Infância e Juventude
calendar_month
15/05/2026
Promotor de Justiça destacou o papel do Ministério Público na transição de sistemas de abrigamento para o acolhimento por parentes; iniciativa reúne países da América Latina e Caribe [Foto: Dicom MPTO]
Crescer em ambientes familiares seguros, afetivos e protetivos, longe da institucionalização prolongada, está no centro de uma mobilização internacional que reúne países da América Latina e Caribe. Para debater este tema, o coordenador do Centro de Apoio Operacional às Promotorias da Infância, Juventude e Educação (Caopije) do Ministério Público do Tocantins (MPTO), promotor de Justiça, Sidney Fiori Júnior, participou nesta quarta-feira, 13, de reunião virtual com representantes da organização internacional Maestral International e do Grupo Intersetorial Nacional de Cuidados na Família Estendida e Pessoas Próximas (GInfe).
Publicidade

A Maestral Internacional possui escritórios na União Europeia e conta com consultores seniores baseados no Reino Unido, como em Oxford e Londres e mantém uma sede para a região do Oriente Médio e Norte da África em Amã, na Jordânia.
A reunião discutiu a implementação da Carta Global de Reforma do Cuidado (Global Charter on Children’s Care Reform) e ações para ampliar modelos de cuidado que priorizem o convívio familiar. O documento é um marco internacional lançado oficialmente em 2025 com o objetivo de transformar os sistemas de proteção infantil no mundo.
A iniciativa foi impulsionada originalmente pelo Ministério das Relações Exteriores do Reino Unido (FCDO) e conta com o endosso de governos e de grandes coalizões globais de proteção, como o UNICEF, a SOS Children’s Villages e a Save the Children.
Atualmente, o Brasil integra o grupo de países sul-americanos signatários da carta, ao lado de Chile e Paraguai. No Caribe, Antigua e Barbuda, República Dominicana e Trinidad e Tobago também aderiram ao pacto.
A proposta da articulação é incentivar países a fortalecerem políticas públicas que garantam que o acolhimento institucional seja utilizado apenas em último caso, priorizando alternativas como o serviço de Família Acolhedora e o cuidado por parentes ou pessoas próximas da criança.

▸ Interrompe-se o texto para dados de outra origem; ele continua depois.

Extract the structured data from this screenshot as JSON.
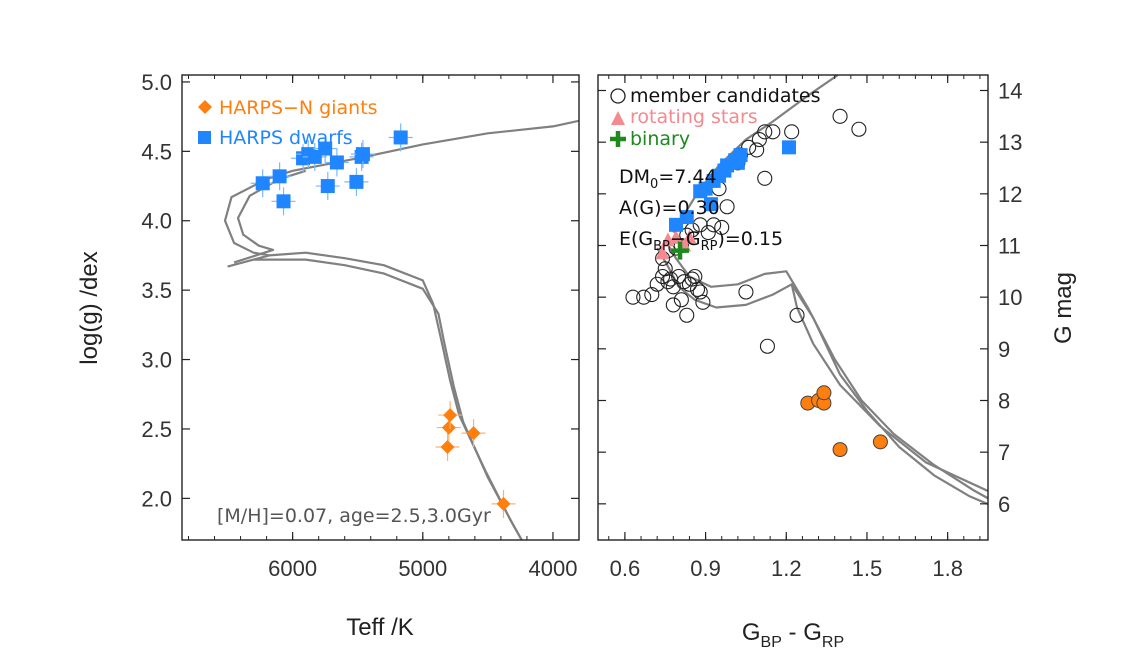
{
  "colors": {
    "giant": "#ff7f0e",
    "dwarf": "#1f86ff",
    "dwarf_err": "#7ab8ff",
    "giant_err": "#ffb070",
    "rotating": "#f48a90",
    "binary": "#1e8a1e",
    "member": "#222222",
    "isochrone": "#808080",
    "axis": "#222222",
    "annotation": "#555555"
  },
  "chart_data": [
    {
      "type": "scatter",
      "panel": "left",
      "xlabel": "Teff /K",
      "ylabel": "log(g) /dex",
      "xlim": [
        6850,
        3800
      ],
      "ylim": [
        5.05,
        1.7
      ],
      "x_ticks": [
        {
          "value": 6000,
          "label": "6000"
        },
        {
          "value": 5000,
          "label": "5000"
        },
        {
          "value": 4000,
          "label": "4000"
        }
      ],
      "y_ticks": [
        {
          "value": 2.0,
          "label": "2.0"
        },
        {
          "value": 2.5,
          "label": "2.5"
        },
        {
          "value": 3.0,
          "label": "3.0"
        },
        {
          "value": 3.5,
          "label": "3.5"
        },
        {
          "value": 4.0,
          "label": "4.0"
        },
        {
          "value": 4.5,
          "label": "4.5"
        },
        {
          "value": 5.0,
          "label": "5.0"
        }
      ],
      "legend": {
        "placement": "top-left",
        "entries": [
          {
            "label": "HARPS−N giants",
            "marker": "diamond",
            "color_key": "giant"
          },
          {
            "label": "HARPS dwarfs",
            "marker": "square",
            "color_key": "dwarf"
          }
        ]
      },
      "annotation": "[M/H]=0.07, age=2.5,3.0Gyr",
      "series": [
        {
          "name": "HARPS−N giants",
          "marker": "diamond",
          "points": [
            {
              "x": 4380,
              "y": 1.96
            },
            {
              "x": 4810,
              "y": 2.37
            },
            {
              "x": 4800,
              "y": 2.51
            },
            {
              "x": 4790,
              "y": 2.6
            },
            {
              "x": 4610,
              "y": 2.47
            }
          ]
        },
        {
          "name": "HARPS dwarfs",
          "marker": "square",
          "points": [
            {
              "x": 6230,
              "y": 4.27
            },
            {
              "x": 6100,
              "y": 4.32
            },
            {
              "x": 6070,
              "y": 4.14
            },
            {
              "x": 5920,
              "y": 4.45
            },
            {
              "x": 5880,
              "y": 4.48
            },
            {
              "x": 5830,
              "y": 4.46
            },
            {
              "x": 5750,
              "y": 4.52
            },
            {
              "x": 5730,
              "y": 4.25
            },
            {
              "x": 5660,
              "y": 4.42
            },
            {
              "x": 5510,
              "y": 4.28
            },
            {
              "x": 5470,
              "y": 4.46
            },
            {
              "x": 5460,
              "y": 4.48
            },
            {
              "x": 5170,
              "y": 4.6
            }
          ]
        },
        {
          "marker": "isochrone",
          "curves": [
            [
              [
                6500,
                3.67
              ],
              [
                6300,
                3.72
              ],
              [
                6180,
                3.75
              ],
              [
                6300,
                3.77
              ],
              [
                6450,
                3.84
              ],
              [
                6520,
                4.0
              ],
              [
                6470,
                4.17
              ],
              [
                6200,
                4.3
              ],
              [
                6000,
                4.36
              ],
              [
                5500,
                4.45
              ],
              [
                5000,
                4.55
              ],
              [
                4500,
                4.63
              ],
              [
                4000,
                4.68
              ],
              [
                3800,
                4.72
              ]
            ],
            [
              [
                6450,
                3.7
              ],
              [
                6250,
                3.76
              ],
              [
                6150,
                3.79
              ],
              [
                6260,
                3.82
              ],
              [
                6380,
                3.9
              ],
              [
                6420,
                4.02
              ],
              [
                6330,
                4.18
              ],
              [
                6100,
                4.3
              ],
              [
                5900,
                4.36
              ]
            ],
            [
              [
                6300,
                3.72
              ],
              [
                5900,
                3.72
              ],
              [
                5600,
                3.68
              ],
              [
                5300,
                3.62
              ],
              [
                5000,
                3.51
              ],
              [
                4880,
                3.33
              ],
              [
                4830,
                3.1
              ],
              [
                4760,
                2.8
              ],
              [
                4690,
                2.55
              ],
              [
                4500,
                2.15
              ],
              [
                4300,
                1.8
              ],
              [
                4180,
                1.6
              ]
            ],
            [
              [
                6180,
                3.75
              ],
              [
                5900,
                3.77
              ],
              [
                5600,
                3.73
              ],
              [
                5300,
                3.68
              ],
              [
                5000,
                3.57
              ],
              [
                4920,
                3.4
              ],
              [
                4860,
                3.15
              ],
              [
                4790,
                2.85
              ],
              [
                4720,
                2.6
              ],
              [
                4520,
                2.2
              ],
              [
                4330,
                1.85
              ],
              [
                4210,
                1.65
              ]
            ]
          ]
        }
      ]
    },
    {
      "type": "scatter",
      "panel": "right",
      "xlabel": "G_BP - G_RP",
      "ylabel": "G mag",
      "xlim": [
        0.5,
        1.95
      ],
      "ylim": [
        14.3,
        5.3
      ],
      "x_ticks": [
        {
          "value": 0.6,
          "label": "0.6"
        },
        {
          "value": 0.9,
          "label": "0.9"
        },
        {
          "value": 1.2,
          "label": "1.2"
        },
        {
          "value": 1.5,
          "label": "1.5"
        },
        {
          "value": 1.8,
          "label": "1.8"
        }
      ],
      "y_ticks": [
        {
          "value": 6,
          "label": "6"
        },
        {
          "value": 7,
          "label": "7"
        },
        {
          "value": 8,
          "label": "8"
        },
        {
          "value": 9,
          "label": "9"
        },
        {
          "value": 10,
          "label": "10"
        },
        {
          "value": 11,
          "label": "11"
        },
        {
          "value": 12,
          "label": "12"
        },
        {
          "value": 13,
          "label": "13"
        },
        {
          "value": 14,
          "label": "14"
        }
      ],
      "legend": {
        "placement": "top-left",
        "entries": [
          {
            "label": "member candidates",
            "marker": "open-circle",
            "color_key": "member"
          },
          {
            "label": "rotating stars",
            "marker": "triangle",
            "color_key": "rotating"
          },
          {
            "label": "binary",
            "marker": "plus",
            "color_key": "binary"
          }
        ]
      },
      "annotations": [
        {
          "main": "DM",
          "sub": "0",
          "rest": "=7.44"
        },
        {
          "main": "A(G)=0.30",
          "sub": "",
          "rest": ""
        }
      ],
      "annotation_ebv": {
        "prefix": "E(G",
        "sub1": "BP",
        "mid": "−G",
        "sub2": "RP",
        "suffix": ")=0.15"
      },
      "series": [
        {
          "name": "member candidates",
          "marker": "open-circle",
          "points": [
            {
              "x": 0.63,
              "y": 10.0
            },
            {
              "x": 0.67,
              "y": 10.0
            },
            {
              "x": 0.7,
              "y": 10.05
            },
            {
              "x": 0.72,
              "y": 10.25
            },
            {
              "x": 0.74,
              "y": 10.4
            },
            {
              "x": 0.75,
              "y": 10.55
            },
            {
              "x": 0.76,
              "y": 10.3
            },
            {
              "x": 0.78,
              "y": 10.2
            },
            {
              "x": 0.8,
              "y": 10.4
            },
            {
              "x": 0.82,
              "y": 10.3
            },
            {
              "x": 0.84,
              "y": 10.25
            },
            {
              "x": 0.85,
              "y": 10.35
            },
            {
              "x": 0.86,
              "y": 10.4
            },
            {
              "x": 0.87,
              "y": 10.15
            },
            {
              "x": 0.83,
              "y": 9.65
            },
            {
              "x": 0.78,
              "y": 9.85
            },
            {
              "x": 0.81,
              "y": 9.95
            },
            {
              "x": 0.88,
              "y": 10.1
            },
            {
              "x": 0.89,
              "y": 9.9
            },
            {
              "x": 0.74,
              "y": 10.75
            },
            {
              "x": 0.76,
              "y": 10.9
            },
            {
              "x": 0.79,
              "y": 10.95
            },
            {
              "x": 0.81,
              "y": 11.0
            },
            {
              "x": 0.83,
              "y": 11.2
            },
            {
              "x": 0.85,
              "y": 11.3
            },
            {
              "x": 0.88,
              "y": 11.4
            },
            {
              "x": 0.91,
              "y": 11.25
            },
            {
              "x": 0.93,
              "y": 11.4
            },
            {
              "x": 0.96,
              "y": 11.35
            },
            {
              "x": 0.98,
              "y": 11.75
            },
            {
              "x": 0.95,
              "y": 12.1
            },
            {
              "x": 1.02,
              "y": 12.6
            },
            {
              "x": 1.03,
              "y": 12.75
            },
            {
              "x": 1.06,
              "y": 12.9
            },
            {
              "x": 1.09,
              "y": 12.85
            },
            {
              "x": 1.1,
              "y": 13.05
            },
            {
              "x": 1.12,
              "y": 13.2
            },
            {
              "x": 1.15,
              "y": 13.2
            },
            {
              "x": 1.22,
              "y": 13.2
            },
            {
              "x": 1.12,
              "y": 12.3
            },
            {
              "x": 1.4,
              "y": 13.5
            },
            {
              "x": 1.47,
              "y": 13.25
            },
            {
              "x": 1.13,
              "y": 9.05
            },
            {
              "x": 1.24,
              "y": 9.65
            },
            {
              "x": 1.05,
              "y": 10.1
            },
            {
              "x": 0.77,
              "y": 10.35
            }
          ]
        },
        {
          "name": "rotating stars",
          "marker": "triangle",
          "points": [
            {
              "x": 0.74,
              "y": 10.85
            },
            {
              "x": 0.76,
              "y": 11.1
            },
            {
              "x": 0.79,
              "y": 11.15
            },
            {
              "x": 0.82,
              "y": 11.0
            },
            {
              "x": 0.84,
              "y": 11.15
            }
          ]
        },
        {
          "name": "binary",
          "marker": "plus",
          "points": [
            {
              "x": 0.805,
              "y": 10.9
            }
          ]
        },
        {
          "name": "HARPS dwarfs",
          "marker": "square",
          "points": [
            {
              "x": 0.79,
              "y": 11.4
            },
            {
              "x": 0.83,
              "y": 11.55
            },
            {
              "x": 0.88,
              "y": 12.05
            },
            {
              "x": 0.9,
              "y": 12.1
            },
            {
              "x": 0.92,
              "y": 11.8
            },
            {
              "x": 0.93,
              "y": 12.25
            },
            {
              "x": 0.95,
              "y": 12.35
            },
            {
              "x": 0.97,
              "y": 12.45
            },
            {
              "x": 0.98,
              "y": 12.55
            },
            {
              "x": 1.01,
              "y": 12.65
            },
            {
              "x": 1.02,
              "y": 12.6
            },
            {
              "x": 1.03,
              "y": 12.75
            },
            {
              "x": 1.21,
              "y": 12.9
            }
          ]
        },
        {
          "name": "HARPS−N giants",
          "marker": "filled-circle",
          "points": [
            {
              "x": 1.4,
              "y": 7.05
            },
            {
              "x": 1.55,
              "y": 7.2
            },
            {
              "x": 1.28,
              "y": 7.95
            },
            {
              "x": 1.32,
              "y": 8.0
            },
            {
              "x": 1.34,
              "y": 7.95
            },
            {
              "x": 1.34,
              "y": 8.15
            }
          ]
        },
        {
          "marker": "isochrone",
          "curves": [
            [
              [
                0.72,
                10.95
              ],
              [
                0.76,
                10.6
              ],
              [
                0.8,
                10.2
              ],
              [
                0.86,
                9.95
              ],
              [
                0.94,
                9.8
              ],
              [
                1.05,
                9.85
              ],
              [
                1.15,
                10.05
              ],
              [
                1.22,
                10.25
              ],
              [
                1.3,
                9.6
              ],
              [
                1.4,
                8.5
              ],
              [
                1.5,
                7.8
              ],
              [
                1.62,
                7.1
              ],
              [
                1.75,
                6.55
              ],
              [
                1.88,
                6.15
              ],
              [
                1.97,
                5.95
              ]
            ],
            [
              [
                0.75,
                11.1
              ],
              [
                0.79,
                10.75
              ],
              [
                0.84,
                10.4
              ],
              [
                0.92,
                10.2
              ],
              [
                1.02,
                10.25
              ],
              [
                1.12,
                10.45
              ],
              [
                1.2,
                10.5
              ],
              [
                1.28,
                9.8
              ],
              [
                1.38,
                8.8
              ],
              [
                1.48,
                8.0
              ],
              [
                1.6,
                7.35
              ],
              [
                1.75,
                6.75
              ],
              [
                1.9,
                6.25
              ],
              [
                1.97,
                6.05
              ]
            ],
            [
              [
                0.78,
                11.25
              ],
              [
                0.82,
                11.6
              ],
              [
                0.88,
                12.1
              ],
              [
                0.95,
                12.55
              ],
              [
                1.05,
                13.05
              ],
              [
                1.15,
                13.4
              ],
              [
                1.28,
                13.9
              ],
              [
                1.42,
                14.4
              ]
            ],
            [
              [
                1.22,
                10.25
              ],
              [
                1.24,
                9.8
              ],
              [
                1.3,
                9.1
              ],
              [
                1.4,
                8.3
              ],
              [
                1.55,
                7.5
              ],
              [
                1.72,
                6.8
              ],
              [
                1.97,
                6.2
              ]
            ]
          ]
        }
      ]
    }
  ]
}
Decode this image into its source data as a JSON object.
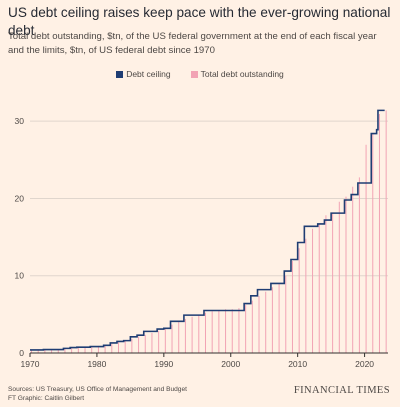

Proteção antes da separação
Durante o encontro, especialistas discutiram estratégias para reduzir a institucionalização infantil e ampliar ações preventivas junto às famílias. O foco do debate foi reforçar que o afastamento da criança do convívio familiar deve ser sempre a última alternativa.
Sidney Fiori Júnior destacou que o Ministério Público brasileiro possui papel constitucional amplo na proteção da infância e adolescência, diferente de muitos países em que a atuação ministerial é restrita à área criminal. “O MP é a instituição que possui essa legitimação para falar em nome da criança que, muitas vezes, não tem essa voz”, afirmou o promotor de Justiça.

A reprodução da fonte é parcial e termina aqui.